There are five points marked on the graph. These can be written as a coordinate pair 𝑥, 𝑦. We go along the corridor and then up the stairs so the 𝑥-coordinate comes first. The first point has coordinates five, zero. The second coordinate is 10, five. The third point has coordinates 15, 10. The fourth point is 20, 15. And finally, the fifth point has coordinates 25, 20.
We notice that in each pair, the 𝑦-coordinate is five less than the 𝑥-coordinate. This means that the straight line would have equation 𝑦 equals 𝑥 minus five.

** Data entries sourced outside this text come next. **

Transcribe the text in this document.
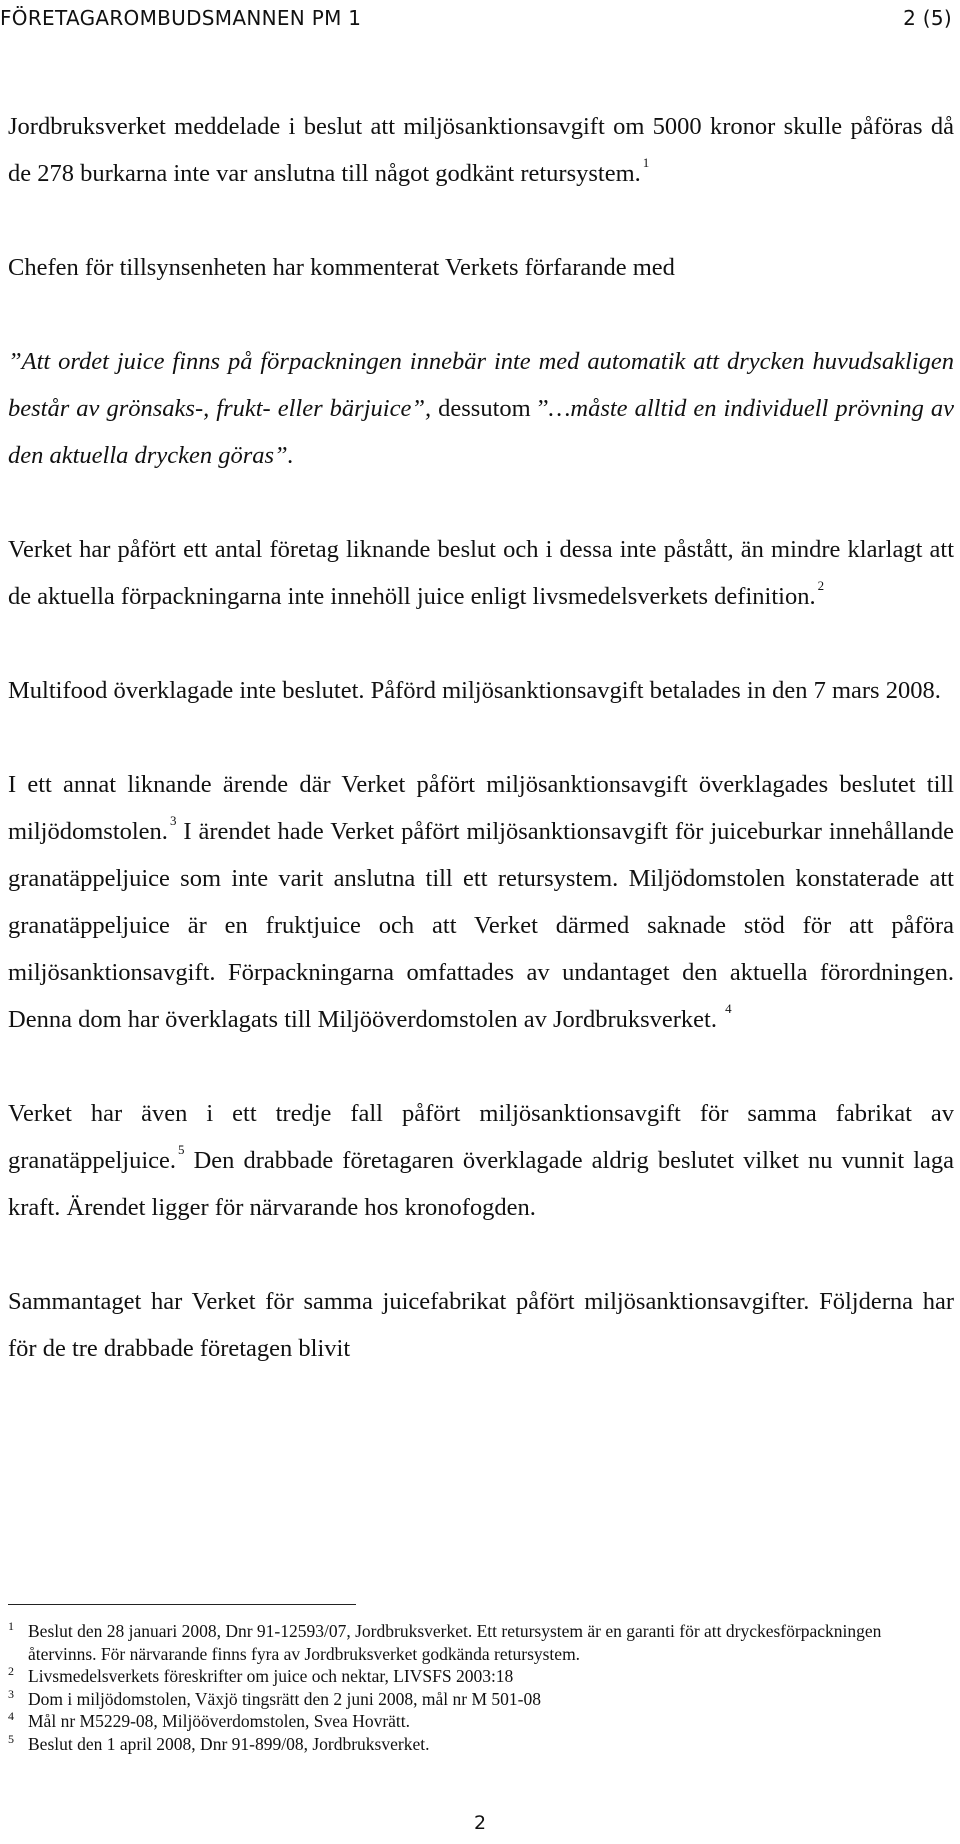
FÖRETAGAROMBUDSMANNEN PM 1	2 (5)

Jordbruksverket meddelade i beslut att miljösanktionsavgift om 5000 kronor skulle påföras då de 278 burkarna inte var anslutna till något godkänt retursystem. $^1$

Chefen för tillsynsenheten har kommenterat Verkets förfarande med

”Att ordet juice finns på förpackningen innebär inte med automatik att drycken huvudsakligen består av grönsaks-, frukt- eller bärjuice”, dessutom ”…måste alltid en individuell prövning av den aktuella drycken göras”.

Verket har påfört ett antal företag liknande beslut och i dessa inte påstått, än mindre klarlagt att de aktuella förpackningarna inte innehöll juice enligt livsmedelsverkets definition. $^2$

Multifood överklagade inte beslutet. Påförd miljösanktionsavgift betalades in den 7 mars 2008.

I ett annat liknande ärende där Verket påfört miljösanktionsavgift överklagades beslutet till miljödomstolen. $^3$ I ärendet hade Verket påfört miljösanktionsavgift för juiceburkar innehållande granatäppeljuice som inte varit anslutna till ett retursystem. Miljödomstolen konstaterade att granatäppeljuice är en fruktjuice och att Verket därmed saknade stöd för att påföra miljösanktionsavgift. Förpackningarna omfattades av undantaget den aktuella förordningen. Denna dom har överklagats till Miljööverdomstolen av Jordbruksverket. $^4$

Verket har även i ett tredje fall påfört miljösanktionsavgift för samma fabrikat av granatäppeljuice. $^5$ Den drabbade företagaren överklagade aldrig beslutet vilket nu vunnit laga kraft. Ärendet ligger för närvarande hos kronofogden.

Sammantaget har Verket för samma juicefabrikat påfört miljösanktionsavgifter. Följderna har för de tre drabbade företagen blivit

1 Beslut den 28 januari 2008, Dnr 91-12593/07, Jordbruksverket. Ett retursystem är en garanti för att dryckesförpackningen återvinns. För närvarande finns fyra av Jordbruksverket godkända retursystem.
2 Livsmedelsverkets föreskrifter om juice och nektar, LIVSFS 2003:18
3 Dom i miljödomstolen, Växjö tingsrätt den 2 juni 2008, mål nr M 501-08
4 Mål nr M5229-08, Miljööverdomstolen, Svea Hovrätt.
5 Beslut den 1 april 2008, Dnr 91-899/08, Jordbruksverket.
2
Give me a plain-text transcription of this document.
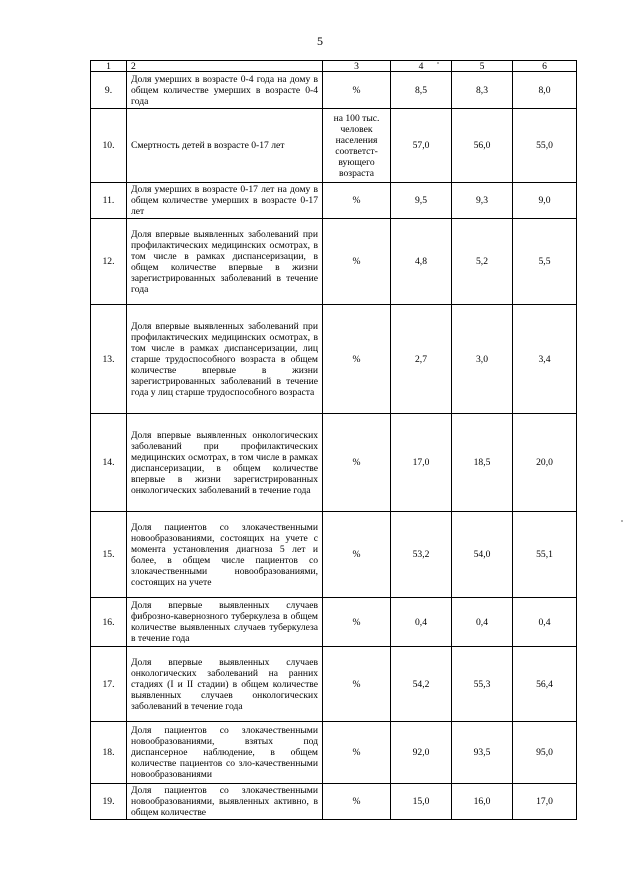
5
1	2	3	4	5	6
9.	Доля умерших в возрасте 0-4 года на дому в общем количестве умерших в возрасте 0-4 года	%	8,5	8,3	8,0
10.	Смертность детей в возрасте 0-17 лет	на 100 тыс. человек населения соответст-вующего возраста	57,0	56,0	55,0
11.	Доля умерших в возрасте 0-17 лет на дому в общем количестве умерших в возрасте 0-17 лет	%	9,5	9,3	9,0
12.	Доля впервые выявленных заболеваний при профилактических медицинских осмотрах, в том числе в рамках диспансеризации, в общем количестве впервые в жизни зарегистрированных заболеваний в течение года	%	4,8	5,2	5,5
13.	Доля впервые выявленных заболеваний при профилактических медицинских осмотрах, в том числе в рамках диспансеризации, лиц старше трудоспособного возраста в общем количестве впервые в жизни зарегистрированных заболеваний в течение года у лиц старше трудоспособного возраста	%	2,7	3,0	3,4
14.	Доля впервые выявленных онкологических заболеваний при профилактических медицинских осмотрах, в том числе в рамках диспансеризации, в общем количестве впервые в жизни зарегистрированных онкологических заболеваний в течение года	%	17,0	18,5	20,0
15.	Доля пациентов со злокачественными новообразованиями, состоящих на учете с момента установления диагноза 5 лет и более, в общем числе пациентов со злокачественными новообразованиями, состоящих на учете	%	53,2	54,0	55,1
16.	Доля впервые выявленных случаев фиброзно-кавернозного туберкулеза в общем количестве выявленных случаев туберкулеза в течение года	%	0,4	0,4	0,4
17.	Доля впервые выявленных случаев онкологических заболеваний на ранних стадиях (I и II стадии) в общем количестве выявленных случаев онкологических заболеваний в течение года	%	54,2	55,3	56,4
18.	Доля пациентов со злокачественными новообразованиями, взятых под диспансерное наблюдение, в общем количестве пациентов со зло-качественными новообразованиями	%	92,0	93,5	95,0
19.	Доля пациентов со злокачественными новообразованиями, выявленных активно, в общем количестве	%	15,0	16,0	17,0
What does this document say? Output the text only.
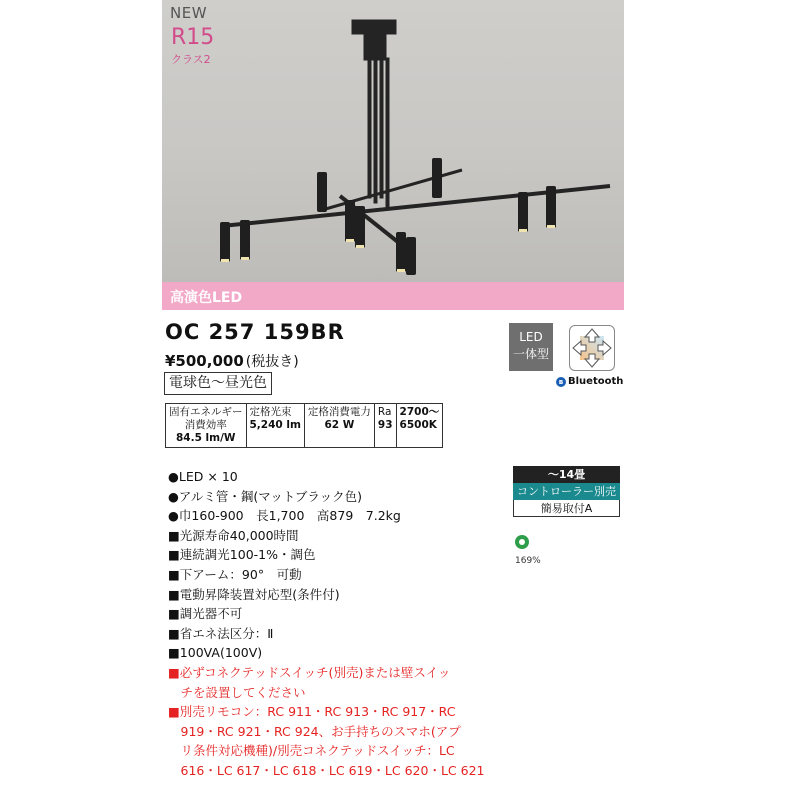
NEW
R15
クラス2
高演色LED
OC 257 159BR
¥500,000 (税抜き)
電球色～昼光色
LED
一体型
ʙ Bluetooth
固有エネルギー
消費効率
84.5 lm/W

定格光束
5,240 lm

定格消費電力
62 W

Ra
93

2700～
6500K
●LED × 10
●アルミ管・鋼(マットブラック色)
●巾160-900　長1,700　高879　7.2kg
■光源寿命40,000時間
■連続調光100-1%・調色
■下アーム：90°　可動
■電動昇降装置対応型(条件付)
■調光器不可
■省エネ法区分：Ⅱ
■100VA(100V)
■必ずコネクテッドスイッチ(別売)または壁スイッ
　チを設置してください
■別売リモコン：RC 911・RC 913・RC 917・RC
　919・RC 921・RC 924、お手持ちのスマホ(アプ
　リ条件対応機種)/別売コネクテッドスイッチ：LC
　616・LC 617・LC 618・LC 619・LC 620・LC 621
～14畳
コントローラー別売
簡易取付A
169%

We need to find which of the five tables correspond to these points. All three of the points in table A — five, zero; 10, 5; and 15, 10 — lie on the line. This means that table A matches the relationship between 𝑥 and 𝑦 shown in the graph.
We now need to check whether any of the other tables are also correct. Table B has two correct points, 10, five and 15, 10. The point 20, 25 does not lie on the graph. Table C has no correct points, as zero, five; five, 10; and 10, 15 do not lie on the graph. The same is true for table D. Five, 10; 10, 15; and 15, 20 are not on the graph.
In both of these tables, the 𝑦-coordinate is five more instead of five less than the 𝑥-coordinate. In table E, the 𝑥- and 𝑦-coordinates are the same, five, five; 10, 10; and 15, 15. This means that this does not match the relationship on the graph. The correct answer is table A.